DGB gibt sich mit Einmalzahlung nicht zufrieden; Hamburg

DGB gibt sich mit Einmalzahlung nicht zufrieden

Der DGB beurteilt die vom Hamburger Senat vorgesehene Einmalzahlung für Beamtinnen und Beamte kritisch. Damit werde eine Ungerechtigkeit durch die „unzureichende Besoldungsanpassung 2008“ verstärkt und lediglich ein Teilausgleich für nicht umgesetzte leistungsorientierte Bezahlungselemente (LOB) erreicht, merkt der DGB in seiner Stellungnahme zum Gesetzentwurf für die Einmalzahlung an. Ein Prozent der letzten Besoldungserhöhung für die Beamtinnen und Beamten war einbehalten worden, um LOB zu finanzieren.
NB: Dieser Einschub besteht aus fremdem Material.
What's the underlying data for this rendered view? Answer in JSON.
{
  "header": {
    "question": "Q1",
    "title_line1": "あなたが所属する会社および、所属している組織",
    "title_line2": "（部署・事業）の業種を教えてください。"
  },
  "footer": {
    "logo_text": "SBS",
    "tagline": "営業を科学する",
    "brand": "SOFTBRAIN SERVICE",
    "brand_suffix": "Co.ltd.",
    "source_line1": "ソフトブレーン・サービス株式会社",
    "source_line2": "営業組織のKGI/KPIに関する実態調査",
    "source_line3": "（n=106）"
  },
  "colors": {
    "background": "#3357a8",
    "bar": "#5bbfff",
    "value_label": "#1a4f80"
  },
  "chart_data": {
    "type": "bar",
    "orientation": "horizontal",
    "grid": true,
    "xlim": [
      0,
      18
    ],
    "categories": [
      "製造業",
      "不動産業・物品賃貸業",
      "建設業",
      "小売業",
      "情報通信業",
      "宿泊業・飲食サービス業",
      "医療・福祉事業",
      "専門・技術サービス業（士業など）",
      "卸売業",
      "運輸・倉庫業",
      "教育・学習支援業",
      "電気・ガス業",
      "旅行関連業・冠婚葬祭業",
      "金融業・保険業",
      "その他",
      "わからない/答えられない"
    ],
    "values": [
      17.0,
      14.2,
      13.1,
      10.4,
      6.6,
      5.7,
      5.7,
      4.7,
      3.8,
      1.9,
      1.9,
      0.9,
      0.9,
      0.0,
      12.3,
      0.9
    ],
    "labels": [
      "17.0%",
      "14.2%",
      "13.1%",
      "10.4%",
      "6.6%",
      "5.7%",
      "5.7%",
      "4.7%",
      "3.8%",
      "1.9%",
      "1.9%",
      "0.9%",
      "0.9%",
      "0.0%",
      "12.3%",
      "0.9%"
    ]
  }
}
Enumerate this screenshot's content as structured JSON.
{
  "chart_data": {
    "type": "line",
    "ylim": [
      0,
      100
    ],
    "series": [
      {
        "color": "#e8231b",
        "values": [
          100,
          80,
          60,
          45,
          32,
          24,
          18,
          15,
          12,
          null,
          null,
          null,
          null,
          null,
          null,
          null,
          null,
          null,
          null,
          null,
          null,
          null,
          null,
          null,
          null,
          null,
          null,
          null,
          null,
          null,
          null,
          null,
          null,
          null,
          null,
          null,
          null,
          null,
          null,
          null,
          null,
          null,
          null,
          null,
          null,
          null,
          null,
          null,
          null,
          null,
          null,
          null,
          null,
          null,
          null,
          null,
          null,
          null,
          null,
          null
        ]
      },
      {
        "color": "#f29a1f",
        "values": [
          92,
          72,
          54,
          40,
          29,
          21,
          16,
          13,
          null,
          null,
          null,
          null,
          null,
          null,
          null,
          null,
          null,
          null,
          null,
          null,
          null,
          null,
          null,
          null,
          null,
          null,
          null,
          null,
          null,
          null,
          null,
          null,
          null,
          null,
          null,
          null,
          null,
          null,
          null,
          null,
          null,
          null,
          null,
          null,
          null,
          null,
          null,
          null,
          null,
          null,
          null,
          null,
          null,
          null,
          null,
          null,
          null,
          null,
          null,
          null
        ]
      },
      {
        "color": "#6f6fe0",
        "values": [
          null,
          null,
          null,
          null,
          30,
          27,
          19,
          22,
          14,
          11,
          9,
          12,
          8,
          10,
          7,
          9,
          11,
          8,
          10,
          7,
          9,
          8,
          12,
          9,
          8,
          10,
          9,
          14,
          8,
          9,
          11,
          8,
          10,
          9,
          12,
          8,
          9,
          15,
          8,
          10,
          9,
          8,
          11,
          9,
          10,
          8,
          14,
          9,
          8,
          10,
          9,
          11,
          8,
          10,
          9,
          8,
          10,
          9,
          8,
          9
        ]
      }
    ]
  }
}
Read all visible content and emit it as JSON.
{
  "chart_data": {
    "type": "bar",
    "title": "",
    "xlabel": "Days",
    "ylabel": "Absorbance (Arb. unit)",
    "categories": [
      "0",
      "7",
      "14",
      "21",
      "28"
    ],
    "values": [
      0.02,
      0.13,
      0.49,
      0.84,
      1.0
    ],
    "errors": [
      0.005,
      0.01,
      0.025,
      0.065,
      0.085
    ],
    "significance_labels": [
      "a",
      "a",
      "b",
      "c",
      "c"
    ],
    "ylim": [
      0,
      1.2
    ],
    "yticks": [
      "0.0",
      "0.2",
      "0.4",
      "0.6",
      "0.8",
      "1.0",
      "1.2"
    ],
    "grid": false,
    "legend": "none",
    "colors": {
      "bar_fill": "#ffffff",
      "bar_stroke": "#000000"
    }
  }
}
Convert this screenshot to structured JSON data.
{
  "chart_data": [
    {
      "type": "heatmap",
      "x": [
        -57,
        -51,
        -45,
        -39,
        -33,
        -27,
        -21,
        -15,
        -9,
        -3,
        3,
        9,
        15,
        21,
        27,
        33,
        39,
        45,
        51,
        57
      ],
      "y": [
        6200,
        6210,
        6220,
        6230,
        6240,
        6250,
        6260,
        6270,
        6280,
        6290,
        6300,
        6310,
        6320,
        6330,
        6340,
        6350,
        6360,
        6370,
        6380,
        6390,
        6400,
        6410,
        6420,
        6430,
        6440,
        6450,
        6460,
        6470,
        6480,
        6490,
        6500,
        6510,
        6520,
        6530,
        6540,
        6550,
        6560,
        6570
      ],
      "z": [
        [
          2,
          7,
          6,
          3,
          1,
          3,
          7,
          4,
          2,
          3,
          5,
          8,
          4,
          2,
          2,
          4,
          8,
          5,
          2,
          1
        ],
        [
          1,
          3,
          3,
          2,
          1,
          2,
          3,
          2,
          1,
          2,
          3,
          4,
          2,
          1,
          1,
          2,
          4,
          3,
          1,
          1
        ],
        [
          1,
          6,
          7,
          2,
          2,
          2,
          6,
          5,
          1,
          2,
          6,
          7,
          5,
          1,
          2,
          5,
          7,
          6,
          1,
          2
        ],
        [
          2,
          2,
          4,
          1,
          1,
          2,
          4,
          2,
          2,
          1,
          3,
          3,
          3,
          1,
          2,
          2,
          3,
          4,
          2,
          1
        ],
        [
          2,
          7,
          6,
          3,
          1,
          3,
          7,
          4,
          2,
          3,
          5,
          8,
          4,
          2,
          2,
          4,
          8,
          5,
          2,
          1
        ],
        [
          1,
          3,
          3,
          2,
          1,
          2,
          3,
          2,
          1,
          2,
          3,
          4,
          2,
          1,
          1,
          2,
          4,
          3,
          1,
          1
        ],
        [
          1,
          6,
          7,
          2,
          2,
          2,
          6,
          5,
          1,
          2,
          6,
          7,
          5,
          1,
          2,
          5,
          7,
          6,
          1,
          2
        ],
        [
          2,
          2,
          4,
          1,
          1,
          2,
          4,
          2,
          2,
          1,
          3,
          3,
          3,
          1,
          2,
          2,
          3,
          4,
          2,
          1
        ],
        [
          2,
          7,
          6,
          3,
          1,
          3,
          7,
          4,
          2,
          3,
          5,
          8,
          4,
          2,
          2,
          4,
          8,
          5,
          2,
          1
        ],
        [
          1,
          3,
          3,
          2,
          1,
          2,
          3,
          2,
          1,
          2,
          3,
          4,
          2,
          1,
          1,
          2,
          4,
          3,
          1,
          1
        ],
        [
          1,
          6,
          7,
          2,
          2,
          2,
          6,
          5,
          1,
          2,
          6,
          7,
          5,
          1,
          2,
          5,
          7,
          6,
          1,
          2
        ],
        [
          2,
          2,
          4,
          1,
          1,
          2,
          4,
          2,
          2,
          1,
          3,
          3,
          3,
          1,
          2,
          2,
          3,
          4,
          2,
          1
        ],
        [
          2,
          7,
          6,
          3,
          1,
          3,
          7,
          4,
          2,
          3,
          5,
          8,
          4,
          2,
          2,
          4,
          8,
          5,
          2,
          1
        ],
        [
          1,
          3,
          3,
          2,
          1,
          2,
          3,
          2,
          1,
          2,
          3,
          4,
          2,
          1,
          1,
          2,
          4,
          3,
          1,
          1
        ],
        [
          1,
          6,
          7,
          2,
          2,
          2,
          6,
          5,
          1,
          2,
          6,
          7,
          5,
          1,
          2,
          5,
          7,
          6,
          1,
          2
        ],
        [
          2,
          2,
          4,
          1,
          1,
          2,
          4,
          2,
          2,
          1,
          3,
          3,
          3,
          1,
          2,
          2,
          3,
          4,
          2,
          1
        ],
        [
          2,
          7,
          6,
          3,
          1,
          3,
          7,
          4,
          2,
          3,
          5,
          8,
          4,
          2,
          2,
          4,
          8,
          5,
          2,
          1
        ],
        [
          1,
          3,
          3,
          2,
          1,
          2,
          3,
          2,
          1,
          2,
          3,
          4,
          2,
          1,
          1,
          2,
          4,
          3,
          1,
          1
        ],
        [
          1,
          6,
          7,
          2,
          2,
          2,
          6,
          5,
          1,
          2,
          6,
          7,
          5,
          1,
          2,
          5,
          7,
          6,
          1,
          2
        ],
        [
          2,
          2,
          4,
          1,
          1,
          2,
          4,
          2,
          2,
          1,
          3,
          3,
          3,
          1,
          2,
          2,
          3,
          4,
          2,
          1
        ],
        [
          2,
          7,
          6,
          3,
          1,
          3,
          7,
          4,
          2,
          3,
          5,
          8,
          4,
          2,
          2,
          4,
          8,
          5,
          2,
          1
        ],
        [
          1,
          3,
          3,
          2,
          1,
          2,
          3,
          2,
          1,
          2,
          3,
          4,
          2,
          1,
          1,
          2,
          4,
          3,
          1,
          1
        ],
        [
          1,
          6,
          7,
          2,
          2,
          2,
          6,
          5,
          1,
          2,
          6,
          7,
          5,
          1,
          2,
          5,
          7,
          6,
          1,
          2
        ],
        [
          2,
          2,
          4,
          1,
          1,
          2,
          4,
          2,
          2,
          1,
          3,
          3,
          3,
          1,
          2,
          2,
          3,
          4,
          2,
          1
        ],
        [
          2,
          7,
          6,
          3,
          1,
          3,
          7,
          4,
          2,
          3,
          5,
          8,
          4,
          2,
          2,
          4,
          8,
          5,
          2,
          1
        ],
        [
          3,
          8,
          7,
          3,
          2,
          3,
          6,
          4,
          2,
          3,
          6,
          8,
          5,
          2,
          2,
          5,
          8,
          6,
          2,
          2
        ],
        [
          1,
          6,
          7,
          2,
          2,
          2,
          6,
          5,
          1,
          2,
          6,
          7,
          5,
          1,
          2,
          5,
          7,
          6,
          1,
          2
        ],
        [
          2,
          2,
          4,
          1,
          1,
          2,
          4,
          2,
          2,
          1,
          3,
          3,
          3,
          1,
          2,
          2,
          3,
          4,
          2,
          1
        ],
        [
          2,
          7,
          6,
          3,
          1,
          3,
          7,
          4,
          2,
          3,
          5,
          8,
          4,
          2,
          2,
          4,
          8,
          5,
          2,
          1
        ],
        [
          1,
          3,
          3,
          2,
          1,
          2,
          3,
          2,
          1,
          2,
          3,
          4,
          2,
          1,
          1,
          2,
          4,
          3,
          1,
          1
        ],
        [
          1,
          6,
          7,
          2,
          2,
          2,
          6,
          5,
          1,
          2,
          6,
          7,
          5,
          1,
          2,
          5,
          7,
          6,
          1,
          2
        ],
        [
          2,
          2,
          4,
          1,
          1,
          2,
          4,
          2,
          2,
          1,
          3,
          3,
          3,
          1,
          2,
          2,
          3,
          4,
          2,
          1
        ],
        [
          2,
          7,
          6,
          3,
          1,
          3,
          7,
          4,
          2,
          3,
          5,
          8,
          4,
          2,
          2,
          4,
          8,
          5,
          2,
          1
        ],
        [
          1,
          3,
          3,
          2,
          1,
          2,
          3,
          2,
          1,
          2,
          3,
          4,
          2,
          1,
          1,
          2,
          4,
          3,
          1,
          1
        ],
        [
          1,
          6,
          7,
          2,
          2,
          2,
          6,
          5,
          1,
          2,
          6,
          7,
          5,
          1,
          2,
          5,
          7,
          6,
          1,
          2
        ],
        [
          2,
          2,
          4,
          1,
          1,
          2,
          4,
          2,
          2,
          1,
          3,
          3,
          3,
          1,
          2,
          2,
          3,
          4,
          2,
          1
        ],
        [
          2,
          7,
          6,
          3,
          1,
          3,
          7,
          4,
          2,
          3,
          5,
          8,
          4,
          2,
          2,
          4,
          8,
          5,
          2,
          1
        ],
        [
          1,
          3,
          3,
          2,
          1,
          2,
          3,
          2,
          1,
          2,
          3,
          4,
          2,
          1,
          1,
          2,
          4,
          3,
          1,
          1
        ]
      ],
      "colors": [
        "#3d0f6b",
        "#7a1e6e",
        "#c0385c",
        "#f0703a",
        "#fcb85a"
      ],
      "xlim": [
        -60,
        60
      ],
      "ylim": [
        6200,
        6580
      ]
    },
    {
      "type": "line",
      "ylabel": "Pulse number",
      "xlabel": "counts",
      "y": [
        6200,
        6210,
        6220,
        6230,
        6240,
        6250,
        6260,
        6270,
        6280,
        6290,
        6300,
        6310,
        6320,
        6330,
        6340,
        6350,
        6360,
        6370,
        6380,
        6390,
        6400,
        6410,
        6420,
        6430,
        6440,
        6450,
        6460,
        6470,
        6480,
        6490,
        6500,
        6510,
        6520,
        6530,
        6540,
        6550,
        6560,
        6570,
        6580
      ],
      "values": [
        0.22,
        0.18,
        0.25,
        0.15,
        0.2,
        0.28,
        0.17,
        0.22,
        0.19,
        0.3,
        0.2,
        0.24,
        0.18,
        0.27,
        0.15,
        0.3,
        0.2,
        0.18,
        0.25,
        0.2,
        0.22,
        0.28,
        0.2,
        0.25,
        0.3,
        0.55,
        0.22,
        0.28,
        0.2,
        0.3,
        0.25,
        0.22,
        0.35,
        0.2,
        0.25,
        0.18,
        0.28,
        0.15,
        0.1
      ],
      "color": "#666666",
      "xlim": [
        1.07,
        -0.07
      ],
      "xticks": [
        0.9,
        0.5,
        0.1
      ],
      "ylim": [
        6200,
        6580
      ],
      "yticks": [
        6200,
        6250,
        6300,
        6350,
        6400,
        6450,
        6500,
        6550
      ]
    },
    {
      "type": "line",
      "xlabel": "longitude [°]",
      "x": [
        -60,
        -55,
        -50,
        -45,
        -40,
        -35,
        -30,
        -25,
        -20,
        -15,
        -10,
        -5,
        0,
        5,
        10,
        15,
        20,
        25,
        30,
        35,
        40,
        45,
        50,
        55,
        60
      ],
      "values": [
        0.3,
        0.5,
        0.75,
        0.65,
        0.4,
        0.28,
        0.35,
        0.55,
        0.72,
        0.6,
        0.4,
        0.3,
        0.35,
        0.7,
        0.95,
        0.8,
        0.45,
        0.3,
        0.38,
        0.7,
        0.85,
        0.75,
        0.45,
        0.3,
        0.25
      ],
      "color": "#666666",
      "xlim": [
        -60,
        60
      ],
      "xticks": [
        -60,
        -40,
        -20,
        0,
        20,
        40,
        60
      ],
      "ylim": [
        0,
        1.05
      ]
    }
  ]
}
Während die Beamtenbesoldung nur um 1,9 Prozent stieg, erhielten Tarifbeschäftigte 2,9 Prozent mehr Gehalt. „Dieses Sonderopfer wird auf Dauer wirken, wenn jetzt nicht die Fehlentscheidung revidiert wird“, warnt der DGB. Er bekräftigt daher seine Forderung nach einer einprozentigen Besoldungserhöhung rückwirkend zum 1. Januar. Die Einmalzahlung soll es zusätzlich und über 2008 hinausgeben. Zudem soll der Anspruch für alle gelten, die seit 1. Januar im Dienst sind und nicht erst ab Oktober.